Bouncy castle

25 April , 09:05 am

Market scorecard

Wall Street roared higher again yesterday, thanks to easing trade tensions and dovish signals from the Fed. The Nasdaq is up over 5% this week, and the S&P 500 is now down just 5.8% for 2025 after bottoming at minus 15% earlier in April. This market is like a bouncy castle. Just stay long and strong.

In company news, Google rose 4.8% after hours as it beat earnings expectations thanks to strong ad sales. Elsewhere, Chipotle and PepsiCo added some spice of their own, warning that tariffs are starting to nibble at margins and could drive up costs.

Izolo, the JSE All-share was up 0.79%, and the S&P 500 rose 2.03%, and the Nasdaq was 2.74% higher. We love to see it!

Our 10c worth

One thing, from Paul

It's Friday already, so time for some life advice. It occurs to me that it's wise to avoid arriving at strong opinions too quickly. Keep your wits about you, and try to stay cheerful.

Here are some recent examples. What did you think of the plan to increase VAT in South Africa? You could have had a lot to say about that, why it was a bad (or good) idea and who was to blame for taking that step. In the end, the proposal got canned. VAT gaan aan? We move on.

Consider Trump's trade proposals. For some reason, the man likes tariffs and always has. He won't listen to reason, so he implements a mad scheme. Everyone loses their minds. The market crashes. Then he withdraws the plan. Don't waste your time trying to understand it all.

It's better to hold weak opinions, and be prepared to change them often as new information comes to hand.

Michael's musings

The price of gold has done rather well recently. People have been buying bullion because of all the volatility in stock markets, a weakening Dollar and talk of rising inflation. It's at $3 400 an ounce, up 30% this year! When gold goes up a lot, we have clients asking about owning some.

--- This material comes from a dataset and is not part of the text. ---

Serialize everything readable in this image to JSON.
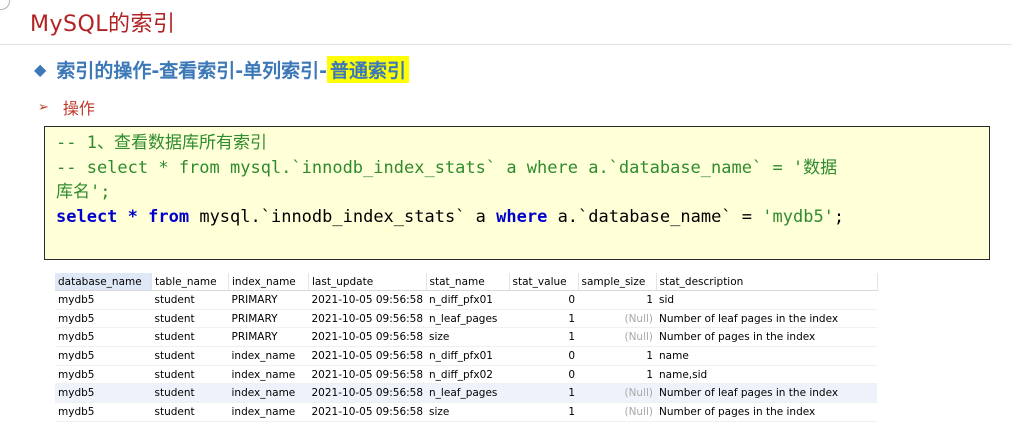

We are not gold bugs. Unlike equities, gold doesn't grow, it doesn't pay a dividend and it doesn't generate profit that can be reinvested into expanding operations. We agree with Warren Buffett - gold costs money to get out the ground and then it costs more money to store it.

Generally, when people promote gold as the 'safe-haven' asset, they cherry-pick date ranges to make it seem like a good investment. Gold has had two periods of good growth. The first was from 1970 to 1980, when the Dollar decoupled from gold and prices went from $300 to $2 700 per ounce. Amazing!

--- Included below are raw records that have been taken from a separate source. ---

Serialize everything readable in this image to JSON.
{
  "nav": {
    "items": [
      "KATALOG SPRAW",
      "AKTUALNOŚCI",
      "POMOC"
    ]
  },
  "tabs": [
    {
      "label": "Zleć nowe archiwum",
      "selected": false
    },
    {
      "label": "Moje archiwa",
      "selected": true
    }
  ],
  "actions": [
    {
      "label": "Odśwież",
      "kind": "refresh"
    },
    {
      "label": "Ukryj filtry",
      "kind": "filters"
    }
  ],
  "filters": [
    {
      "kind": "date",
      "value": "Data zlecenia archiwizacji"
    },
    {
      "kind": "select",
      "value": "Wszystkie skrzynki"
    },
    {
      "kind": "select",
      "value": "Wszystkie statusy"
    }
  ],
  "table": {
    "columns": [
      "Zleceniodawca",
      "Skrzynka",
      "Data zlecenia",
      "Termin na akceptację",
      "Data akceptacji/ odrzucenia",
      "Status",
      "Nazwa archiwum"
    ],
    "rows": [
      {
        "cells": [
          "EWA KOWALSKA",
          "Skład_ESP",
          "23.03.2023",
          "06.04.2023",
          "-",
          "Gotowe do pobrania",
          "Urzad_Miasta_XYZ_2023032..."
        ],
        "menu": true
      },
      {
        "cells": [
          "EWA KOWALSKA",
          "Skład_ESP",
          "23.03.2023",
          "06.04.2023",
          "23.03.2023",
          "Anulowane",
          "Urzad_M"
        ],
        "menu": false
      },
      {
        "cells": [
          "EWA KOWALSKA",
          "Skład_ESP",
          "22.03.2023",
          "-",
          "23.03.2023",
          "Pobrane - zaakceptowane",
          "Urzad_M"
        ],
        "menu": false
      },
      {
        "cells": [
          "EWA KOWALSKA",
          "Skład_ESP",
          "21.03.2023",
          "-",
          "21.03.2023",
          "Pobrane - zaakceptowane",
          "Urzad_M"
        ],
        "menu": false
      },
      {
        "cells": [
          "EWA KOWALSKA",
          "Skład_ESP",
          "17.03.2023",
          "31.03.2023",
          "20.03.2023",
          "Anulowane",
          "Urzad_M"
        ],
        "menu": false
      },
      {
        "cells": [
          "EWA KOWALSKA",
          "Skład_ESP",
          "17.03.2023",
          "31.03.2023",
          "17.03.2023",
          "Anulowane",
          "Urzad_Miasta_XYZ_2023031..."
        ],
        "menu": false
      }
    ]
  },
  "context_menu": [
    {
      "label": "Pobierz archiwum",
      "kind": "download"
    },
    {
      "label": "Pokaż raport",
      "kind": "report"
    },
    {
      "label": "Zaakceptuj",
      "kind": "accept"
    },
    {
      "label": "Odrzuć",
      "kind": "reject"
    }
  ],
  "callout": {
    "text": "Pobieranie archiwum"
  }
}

The next two decades were horrific, with the gold price plunging from $2 700 back down to $470. It was not a 'safe haven' then? Over those 30 years, the price went from $300 to $470, with a big spike in the middle. Since then, it's has had an okay time - $470 to the current $3 400 for an average annual return of 8.6%. Satisfactory, but not amazing, with some big swings along the way.

What about the last ten years? Since 2015, gold has returned 8% per year, on average. The S&P 500 averaged 13% over the same period. I know which asset class I would rather be in for the long term.

Bright's banter

In the not-so-corporate corners of downtown Los Angeles, James Kim has built Stiiizy into a $1.5 billion cannabis empire. He started the business in the grey market before California legalised weed and now boasts 50-plus stores, over $800 million in annual sales, and a 7% market share in that state.

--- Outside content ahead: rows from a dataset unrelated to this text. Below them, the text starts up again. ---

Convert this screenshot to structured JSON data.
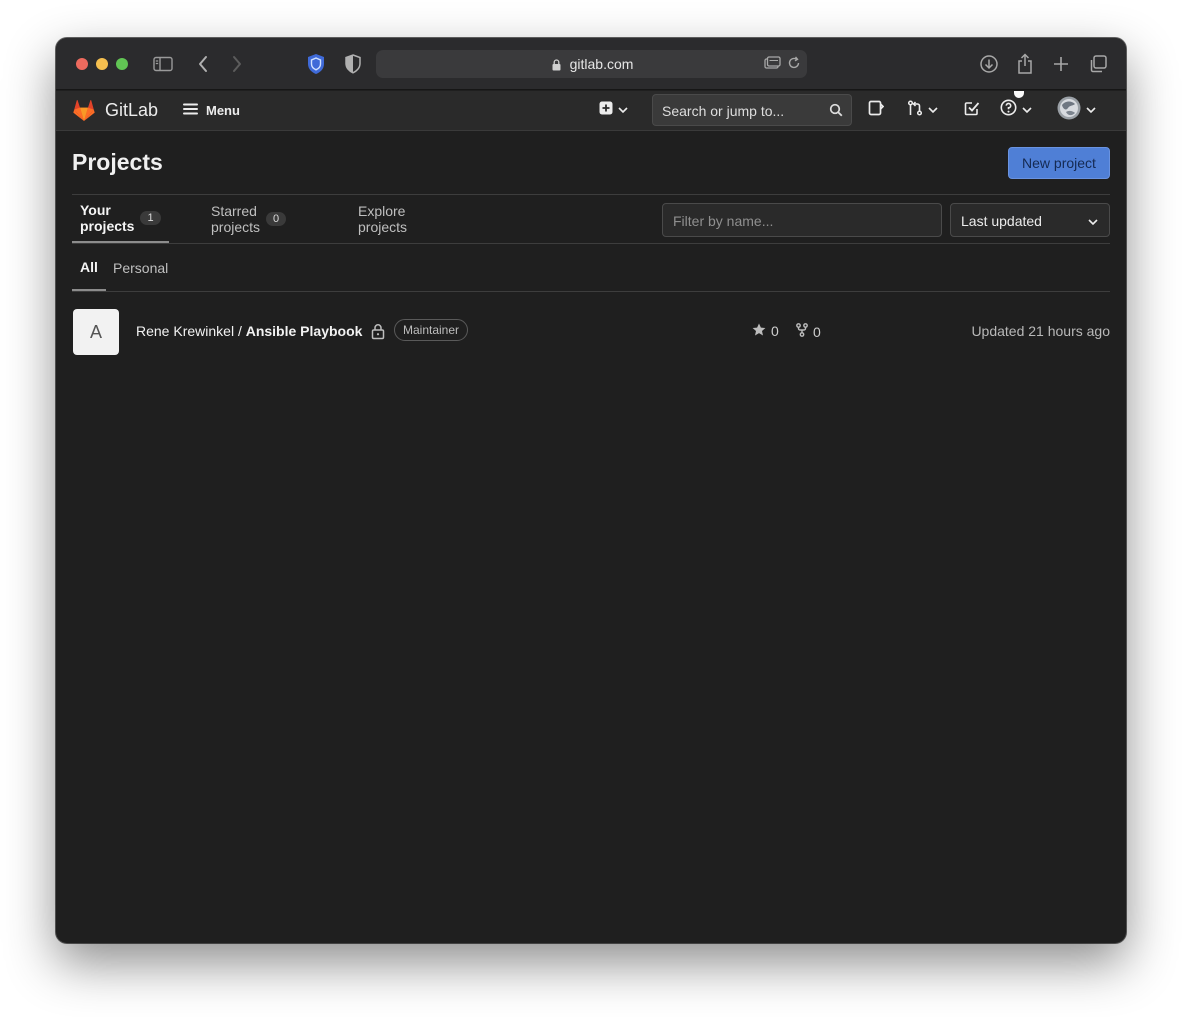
{
  "browser": {
    "url": "gitlab.com"
  },
  "header": {
    "brand": "GitLab",
    "menu_label": "Menu",
    "search_placeholder": "Search or jump to..."
  },
  "page": {
    "title": "Projects",
    "new_project_label": "New project",
    "tabs": [
      {
        "label": "Your projects",
        "count": "1"
      },
      {
        "label": "Starred projects",
        "count": "0"
      },
      {
        "label": "Explore projects"
      }
    ],
    "filter_placeholder": "Filter by name...",
    "sort_selected": "Last updated",
    "subtabs": [
      {
        "label": "All"
      },
      {
        "label": "Personal"
      }
    ]
  },
  "projects": [
    {
      "avatar_letter": "A",
      "namespace": "Rene Krewinkel / ",
      "name": "Ansible Playbook",
      "role": "Maintainer",
      "stars": "0",
      "forks": "0",
      "updated": "Updated 21 hours ago"
    }
  ],
  "colors": {
    "background": "#1f1f1f",
    "header": "#2a2a2a",
    "accent": "#4f7fd6"
  }
}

Kim's backstory reads like a movie script. He's a high school dropout, combat vet, swap-meet hustler turned vape king. He launched Stiiizy in 2017 with a few friends, a stash of Chinese vapes, and THC oil sourced locally. They now crank out 7 000 kgs of dank a month, filling 100 000 vapes a day, and operating in seven US states.

Along the way, Stiiizy has collected lawsuits, regulatory heat, and plenty of whispers about black-market operations - none of which seem to be slowing it down. While most cannabis brands are engineered by ex-consultants with Whole Foods aesthetics, Stiiizy's authenticity resonates with its core consumer: real stoners.

The last time a weed venture was this popular, it was the secretive operation with ghost backers, JuicyFields, which turned out to be a Russian-backed scam. I'll leave that story for another day.

Signing off

Global stocks rallied for a fourth straight day, enjoying the best streak in over two months as trade tensions eased. Hopes rose after China hinted at suspending a 125% tariff on some US imports, and US officials floated the idea of a potential trade "understanding" next week. South Korea's market gained 1%, and Japan's Nikkei jumped 2%.

In local company news, Cashbuild's half-year results are in, and while the hammer didn't swing wildly, it did its job. Revenue climbed a respectable 5% to R6.1 billion, and headline earnings eked out a 1% increase to land at R120 million.

US equity futures are in the green pre-market. The Rand is trading at around R18.83 to the greenback.

It's time for another long weekend! Enjoy being free on Monday.